Zurück Congress calls for multilevel approach to overcome European housing crisis

Congress calls for multilevel approach to overcome European housing crisis

“The importance of social justice and social rights, including the right to adequate housing, for maintaining democratic stability has been recognised by all Council of Europe member States, both at the 2023 Reykjavik summit and the 2024 conference on the European Social Charter in Vilnius. However, it is only by following a joint, multilevel approach that we will overcome the current housing crisis in Europe,” stressed Congress Rapporteur Doris Kampus (Austria, SOC/G/PD), in Geneva on 2 October 2024, adding that this was the approach promoted by the Congress in its upcoming report on social housing innovations.
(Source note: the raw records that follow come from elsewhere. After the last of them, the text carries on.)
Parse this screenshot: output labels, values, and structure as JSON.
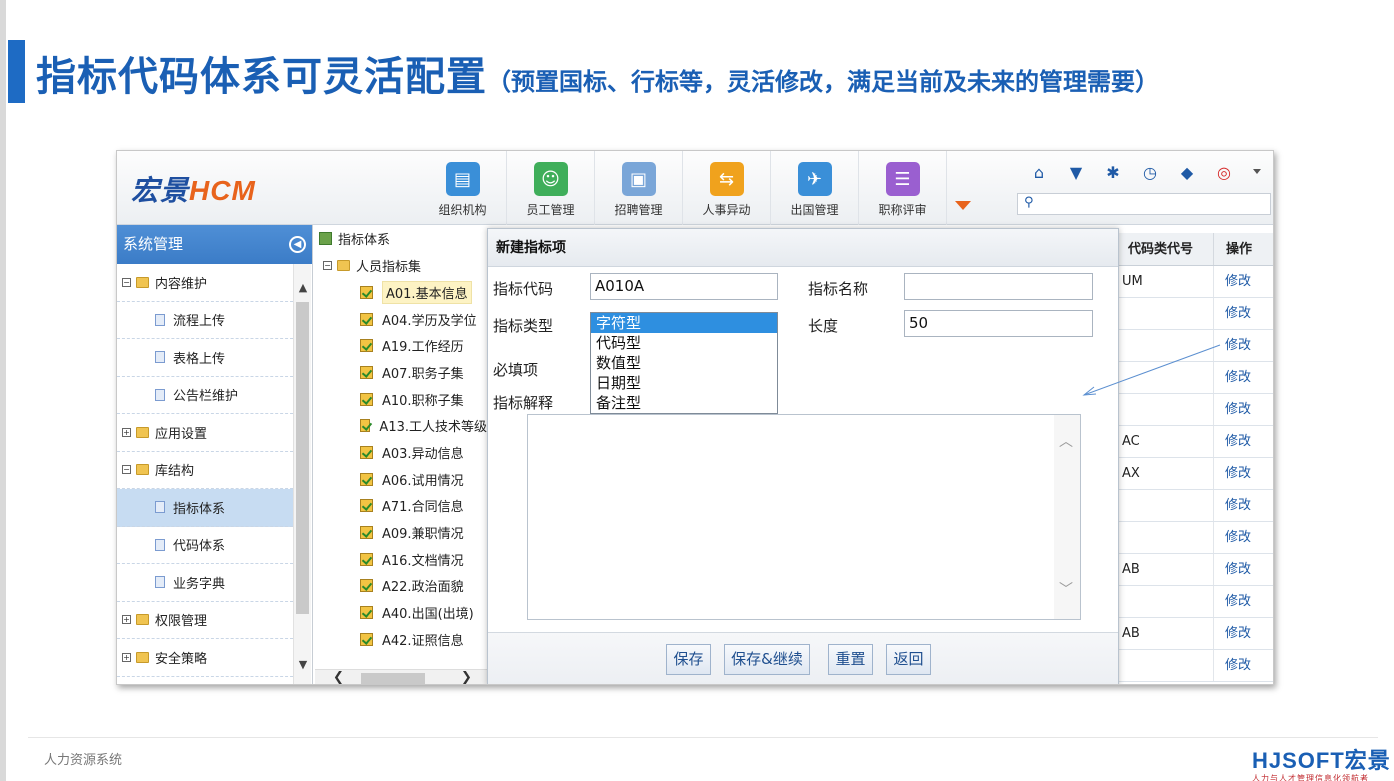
{
  "slide": {
    "title": "指标代码体系可灵活配置",
    "subtitle": "（预置国标、行标等，灵活修改，满足当前及未来的管理需要）",
    "footer_text": "人力资源系统",
    "brand_main": "HJSOFT宏景",
    "brand_tag": "人力与人才管理信息化领航者"
  },
  "app": {
    "logo_cn": "宏景",
    "logo_en": "HCM",
    "nav": [
      {
        "label": "组织机构",
        "icon": "org-chart-icon",
        "color": "#3a8fd8"
      },
      {
        "label": "员工管理",
        "icon": "employees-icon",
        "color": "#3fae5a"
      },
      {
        "label": "招聘管理",
        "icon": "recruit-icon",
        "color": "#7aa6d8"
      },
      {
        "label": "人事异动",
        "icon": "transfer-icon",
        "color": "#f0a21d"
      },
      {
        "label": "出国管理",
        "icon": "plane-icon",
        "color": "#3a8fd8"
      },
      {
        "label": "职称评审",
        "icon": "list-icon",
        "color": "#9a5fd0"
      }
    ],
    "tools": [
      "home-icon",
      "shirt-icon",
      "gear-icon",
      "clock-icon",
      "tag-icon",
      "power-icon"
    ],
    "search_placeholder": ""
  },
  "sidebar": {
    "title": "系统管理",
    "items": [
      {
        "label": "内容维护",
        "kind": "folder",
        "toggle": "⊟"
      },
      {
        "label": "流程上传",
        "kind": "doc"
      },
      {
        "label": "表格上传",
        "kind": "doc"
      },
      {
        "label": "公告栏维护",
        "kind": "doc"
      },
      {
        "label": "应用设置",
        "kind": "folder",
        "toggle": "⊞"
      },
      {
        "label": "库结构",
        "kind": "folder",
        "toggle": "⊟"
      },
      {
        "label": "指标体系",
        "kind": "doc",
        "active": true
      },
      {
        "label": "代码体系",
        "kind": "doc"
      },
      {
        "label": "业务字典",
        "kind": "doc"
      },
      {
        "label": "权限管理",
        "kind": "folder",
        "toggle": "⊞"
      },
      {
        "label": "安全策略",
        "kind": "folder",
        "toggle": "⊞"
      }
    ]
  },
  "tree": {
    "root": "指标体系",
    "group": "人员指标集",
    "items": [
      "A01.基本信息",
      "A04.学历及学位",
      "A19.工作经历",
      "A07.职务子集",
      "A10.职称子集",
      "A13.工人技术等级",
      "A03.异动信息",
      "A06.试用情况",
      "A71.合同信息",
      "A09.兼职情况",
      "A16.文档情况",
      "A22.政治面貌",
      "A40.出国(出境)",
      "A42.证照信息"
    ]
  },
  "table": {
    "col_code": "代码类代号",
    "col_op": "操作",
    "rows": [
      {
        "code": "UM",
        "op": "修改"
      },
      {
        "code": "",
        "op": "修改"
      },
      {
        "code": "",
        "op": "修改"
      },
      {
        "code": "",
        "op": "修改"
      },
      {
        "code": "",
        "op": "修改"
      },
      {
        "code": "AC",
        "op": "修改"
      },
      {
        "code": "AX",
        "op": "修改"
      },
      {
        "code": "",
        "op": "修改"
      },
      {
        "code": "",
        "op": "修改"
      },
      {
        "code": "AB",
        "op": "修改"
      },
      {
        "code": "",
        "op": "修改"
      },
      {
        "code": "AB",
        "op": "修改"
      },
      {
        "code": "",
        "op": "修改"
      }
    ]
  },
  "modal": {
    "title": "新建指标项",
    "code_label": "指标代码",
    "code_value": "A010A",
    "name_label": "指标名称",
    "name_value": "",
    "type_label": "指标类型",
    "type_options": [
      "字符型",
      "代码型",
      "数值型",
      "日期型",
      "备注型"
    ],
    "length_label": "长度",
    "length_value": "50",
    "required_label": "必填项",
    "desc_label": "指标解释",
    "buttons": {
      "save": "保存",
      "save_continue": "保存&继续",
      "reset": "重置",
      "back": "返回"
    }
  }
}
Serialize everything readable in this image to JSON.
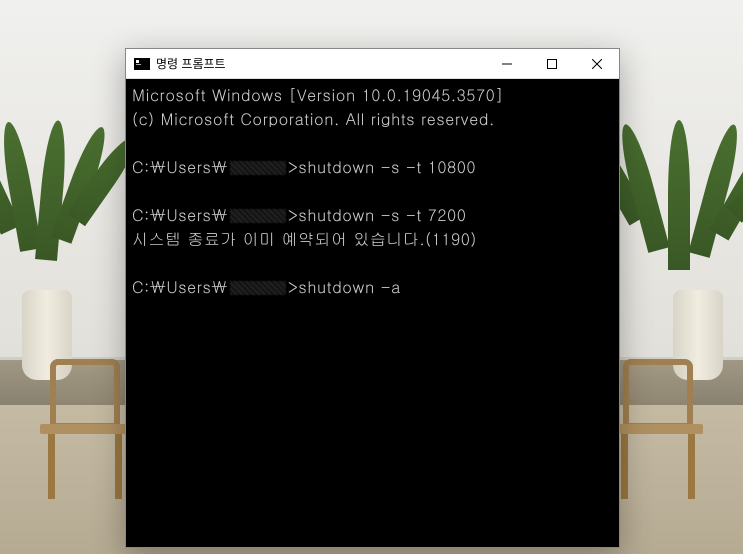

Speaking at the 85th session of the UN Economic Commission for Europe (UNECE)’s Committee on Urban Development, Housing and Land Management, she recalled that the right to adequate housing remained a fundamental human right, enshrined in key international and European standards, including the Revised European Social Charter of the Council of Europe.

The Rapporteur underlined that the current crisis was partly due to the retrenchment of welfare states and the decline in social housing, and highlighted the imperative of strengthening public, social, community and co-operative housing as possible responses supporting both the European middle class and the most vulnerable groups (such as elderly people, youth, national minorities or migrants and refugees) in their access to affordable housing.